IGI Securities Limited – Commodity News

Karachi, March 14, 2019 (PPI-OT): Gold

Technical

Gold prices moved higher today pushing through resistance which is now support seen near the 50-day moving average at 1,303. Additional support is seen near the 10-day moving average at 1,295. Resistance is seen near a downward sloping trend line that connects the highs in April of 2018 to the highs in February of 2019 and comes in near 1,345. In the short term, Gold will continue to try to climb from here, as long as it can stay above the $1300 level. There is a significant support level underneath at the $1280 level, an area that had been supportive in the past. At the longer-term, there is a significant support level at the $1200 level, with the $1400 level being massive resistance. Ultimately, it can make a new high then it will go looking towards the $1400 level.

Highlights

Gold rose to a near two-week peak yesterday, holding above the key $1,300

Metals technically have more upside to go just on rising geopolitical uncertainty

Investors are buying into the fact that they are expecting a very dovish U.S Fed announcement

The precious metal has breached the $1,300 threshold represents a positive signal, opening space for further gains

April gold futures last traded at $1,307.40 an ounce, up 0.71% on the day

Fundamentals

Gold hit nearly a two-week high yesterday as tepid U.S economic data reinforced views the Federal Reserve would be patient on monetary policy, with bullion’s appeal also bolstered by uncertainty over a Brexit deal ahead of a key vote.

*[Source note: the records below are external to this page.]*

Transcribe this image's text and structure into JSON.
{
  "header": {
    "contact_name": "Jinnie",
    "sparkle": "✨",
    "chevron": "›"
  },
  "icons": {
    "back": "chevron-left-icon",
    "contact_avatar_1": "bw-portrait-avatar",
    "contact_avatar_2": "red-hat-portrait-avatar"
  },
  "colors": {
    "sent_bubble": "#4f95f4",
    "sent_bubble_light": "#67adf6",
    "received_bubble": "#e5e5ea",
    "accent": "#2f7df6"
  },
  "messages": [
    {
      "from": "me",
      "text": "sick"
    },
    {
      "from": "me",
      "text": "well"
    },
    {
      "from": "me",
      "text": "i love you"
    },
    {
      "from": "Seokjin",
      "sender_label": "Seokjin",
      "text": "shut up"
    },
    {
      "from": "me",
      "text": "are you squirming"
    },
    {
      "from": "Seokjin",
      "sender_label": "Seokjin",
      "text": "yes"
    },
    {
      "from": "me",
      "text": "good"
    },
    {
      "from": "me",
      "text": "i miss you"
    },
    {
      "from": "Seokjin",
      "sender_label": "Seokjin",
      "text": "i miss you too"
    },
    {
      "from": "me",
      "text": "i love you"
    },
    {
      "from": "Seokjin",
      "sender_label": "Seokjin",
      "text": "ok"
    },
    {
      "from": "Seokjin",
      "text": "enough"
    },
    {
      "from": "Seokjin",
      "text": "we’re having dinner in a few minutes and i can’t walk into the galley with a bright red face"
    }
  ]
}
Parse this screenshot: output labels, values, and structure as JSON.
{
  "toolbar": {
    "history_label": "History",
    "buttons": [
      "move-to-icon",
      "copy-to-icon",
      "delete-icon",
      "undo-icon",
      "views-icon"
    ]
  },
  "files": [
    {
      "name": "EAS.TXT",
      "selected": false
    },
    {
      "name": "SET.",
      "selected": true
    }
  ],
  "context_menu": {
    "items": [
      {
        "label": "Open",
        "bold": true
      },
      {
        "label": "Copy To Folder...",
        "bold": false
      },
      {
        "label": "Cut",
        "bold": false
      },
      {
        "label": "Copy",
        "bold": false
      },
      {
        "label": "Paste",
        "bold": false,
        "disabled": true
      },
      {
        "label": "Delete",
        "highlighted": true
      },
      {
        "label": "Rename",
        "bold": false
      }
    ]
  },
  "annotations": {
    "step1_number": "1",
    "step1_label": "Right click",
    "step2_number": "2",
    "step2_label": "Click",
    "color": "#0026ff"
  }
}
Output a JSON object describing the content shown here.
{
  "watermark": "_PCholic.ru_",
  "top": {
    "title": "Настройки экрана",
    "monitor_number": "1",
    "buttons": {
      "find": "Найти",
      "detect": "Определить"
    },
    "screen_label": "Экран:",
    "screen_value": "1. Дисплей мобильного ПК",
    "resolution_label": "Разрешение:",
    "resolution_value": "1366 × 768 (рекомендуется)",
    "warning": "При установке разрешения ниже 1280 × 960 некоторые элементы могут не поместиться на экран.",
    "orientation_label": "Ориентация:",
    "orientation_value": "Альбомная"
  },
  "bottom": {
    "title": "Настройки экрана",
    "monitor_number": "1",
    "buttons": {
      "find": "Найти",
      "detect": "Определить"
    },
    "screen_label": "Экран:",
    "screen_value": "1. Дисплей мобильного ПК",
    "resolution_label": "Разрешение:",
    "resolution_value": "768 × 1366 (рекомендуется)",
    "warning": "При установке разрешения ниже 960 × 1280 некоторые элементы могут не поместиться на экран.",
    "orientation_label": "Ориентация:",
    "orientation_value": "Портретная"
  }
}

The gold market is seeing little reaction to the data but continues to hold recent gains. Spot gold gained 0.5 percent to $1,308.83 per ounce, its highest level since March 1. U.S gold futures settled 0.9 percent higher at $1,309.3 per ounce.

The U.S PPI numbers came weaker-than-expected. This, coupled with the Brexit news, is helping gold. Domestic producer prices in the United States rose 1.9 percent on a year-over-year basis in February, the smallest annual increase since June 2017.

Tepid inflation and disappointing producer price data this week support the Fed’s stance of keeping interest rates on hold, denting the dollar and lifting demand for non-interest-yielding gold.

Gold breached the psychologically significant $1,300 level on Tuesday, helped by a weaker dollar, with demand for the U.S currency taking a hit after softer-than-expected U.S February inflation data and falling government bond yields.

On the technical front, gold is now heading towards the next potential resistance around $1313, a former support level. However, if the $1,300 support level gives away again, it could see a more significant sell-off this time around.

Concerns over slowing global economic growth were also bolstering appeal for gold, considered a safe store of value during economic or political uncertainties.